Justice Warren Burger’s remarks of “fraud” in the letter were not backed by facts but an opinion about the “propaganda from the NRA.” Justice Burger was considered by historians as a progressive justice who was not a fan of a static constitution.
Therefore, it would seem more accurate to accept that there are many facts, differing interpretations and opinions, no “noble lies,” no lies or fraud at all by Justice Amy Barrett.
—Barbara Levitt, Kalispell
Second Amendment cases
I must respond to the opinion piece from Nov. 15 about the Second Amendment.
The author says that the Second Amendment does not grant an individual the right to keep and bear arms. All the enlightened opinions that I have read say that the Second Amendment protects the individual right to keep and bear arms. Two recent Supreme Court cases have also affirmed this:
District of Columbia v. Heller (2008), U.S. Supreme Court ruling that the Second Amendment protects an individual’s right to keep and bear arms, unconnected with service in a militia, for traditionally lawful purposes, such as self-defense within the home, and that the District of Columbia’s handgun ban and requirement that lawfully owned rifles and shotguns be kept “unloaded and disassembled or bound by a trigger lock” violated this guarantee.
McDonald v. Chicago (2010), the Supreme Court of the United States that found that the right of an individual to “keep and bear arms,” as protected under the Second Amendment, is incorporated by either the Due Process Clause or Privileges or Immunities Clause of the Fourteenth Amendment and is thereby enforceable against the states.
Judge Barrett’s dissent in the case of Kanter v. Barr, a Second Amendment case in which Rickey Kanter, a convicted felon in Wisconsin, contended his crime should not disqualify him from owning a firearm. Kanter pleaded guilty to a single count of mail fraud in 2011, a non-violent felony. He completed his prison sentence, paid restitution and applied to the attorney general for relief from disability to regain his Second Amendment rights.
Judge Barrett’s dissent applies to this one man not all felons. She did not call the law unconstitutional, she said as applied to Kanter it is unconstitutional.
The author of the letter has his own opinions about the Second Amendment, but the Supreme Court disagrees. His mischaracterization of Amy Barrett’s decision in Kanter v.

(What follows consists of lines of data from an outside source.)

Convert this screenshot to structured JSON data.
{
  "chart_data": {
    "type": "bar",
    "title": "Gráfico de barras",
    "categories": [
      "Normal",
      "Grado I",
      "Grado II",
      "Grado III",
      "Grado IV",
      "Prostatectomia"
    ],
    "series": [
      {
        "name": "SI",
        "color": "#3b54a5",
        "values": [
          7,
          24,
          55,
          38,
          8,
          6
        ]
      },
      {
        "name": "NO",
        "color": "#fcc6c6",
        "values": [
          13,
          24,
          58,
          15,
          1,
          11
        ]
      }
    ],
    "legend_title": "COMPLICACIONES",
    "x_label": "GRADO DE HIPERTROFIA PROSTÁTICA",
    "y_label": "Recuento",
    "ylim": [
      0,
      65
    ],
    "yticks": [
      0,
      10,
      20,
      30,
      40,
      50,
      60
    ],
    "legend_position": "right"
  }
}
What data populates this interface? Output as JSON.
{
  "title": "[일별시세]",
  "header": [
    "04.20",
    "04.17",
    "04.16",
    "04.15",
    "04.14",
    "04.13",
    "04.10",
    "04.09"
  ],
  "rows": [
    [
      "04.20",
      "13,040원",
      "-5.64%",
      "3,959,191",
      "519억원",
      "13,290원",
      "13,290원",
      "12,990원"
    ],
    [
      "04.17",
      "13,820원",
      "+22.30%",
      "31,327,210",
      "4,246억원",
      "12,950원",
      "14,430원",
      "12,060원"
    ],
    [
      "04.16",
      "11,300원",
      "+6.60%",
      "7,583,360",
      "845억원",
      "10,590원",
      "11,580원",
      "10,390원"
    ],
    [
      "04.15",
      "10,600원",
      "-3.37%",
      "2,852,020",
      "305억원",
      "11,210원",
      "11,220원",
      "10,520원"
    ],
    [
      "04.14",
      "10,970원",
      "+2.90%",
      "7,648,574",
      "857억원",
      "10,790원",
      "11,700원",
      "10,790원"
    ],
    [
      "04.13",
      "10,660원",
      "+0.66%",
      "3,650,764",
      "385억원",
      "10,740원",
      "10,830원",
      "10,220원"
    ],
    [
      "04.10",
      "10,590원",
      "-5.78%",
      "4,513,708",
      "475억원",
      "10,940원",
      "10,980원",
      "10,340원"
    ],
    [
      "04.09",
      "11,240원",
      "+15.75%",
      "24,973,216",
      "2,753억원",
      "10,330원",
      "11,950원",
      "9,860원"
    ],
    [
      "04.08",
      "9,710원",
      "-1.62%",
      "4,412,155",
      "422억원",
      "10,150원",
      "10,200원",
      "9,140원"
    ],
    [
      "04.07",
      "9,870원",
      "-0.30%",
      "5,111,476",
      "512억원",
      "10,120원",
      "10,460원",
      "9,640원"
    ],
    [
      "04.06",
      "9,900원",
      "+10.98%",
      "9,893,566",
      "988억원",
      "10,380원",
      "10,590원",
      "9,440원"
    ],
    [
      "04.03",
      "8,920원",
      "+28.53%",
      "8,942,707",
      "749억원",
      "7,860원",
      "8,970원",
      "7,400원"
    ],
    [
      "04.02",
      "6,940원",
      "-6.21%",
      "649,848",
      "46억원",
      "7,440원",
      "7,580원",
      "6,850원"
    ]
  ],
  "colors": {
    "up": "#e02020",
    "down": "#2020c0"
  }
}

Barr is not factual and is a slander to her reputation.
—William Fry, Kalispell
Indigenous People’s Day
“Destiny is the scapegoat which we make responsible for all our crimes and follies; a necessity which we set down invincible when we have no wish to strive against it.” Alexander Belfour (1767-1829), Scottish novelist. In 1296 English invaded Scotland, and two wars resulted. Scotland gained their independence, more or less.
It is not remarkable that Belfour wrote the quote above. To my mind, he is writing with the past English occupation.
Let’s consider now the mind of the Indigenous of the New World in relation to the quote above. Could they write the same of white Europeans? In my thoughts this quote applies exactly with the opinions of many Americans, and many Montanans.
My point of this long introduction is to state my support for a Indigenous Day state holiday in Montana. Shane Morigeau (36) who is a member of the Confederated Salish and Kootenai Tribes, introduced such a bill in February 2019 in the Montana House where it passed 62 to 35. It didn’t pass in the Senate Committee though.
The potential cost was used as a pretense for its failure, but the quote above is no doubt applicable once again. In 52 days the legislative session is starting which can do the correct thing, of which South Dakota and Idaho have already done.
Six percent of our state might appreciate the respect. We must address our divisions, so amplified this year. And let’s not celebrate a lost, and devious white man.
I spent years in an adjoining state which has actively tried to prevent the Indigenous, how have thousands of years here, from being part of our democracy. That shouldn’t happen in my home state, as it shouldn’t anywhere. Please support this idea, and let’s make it happen.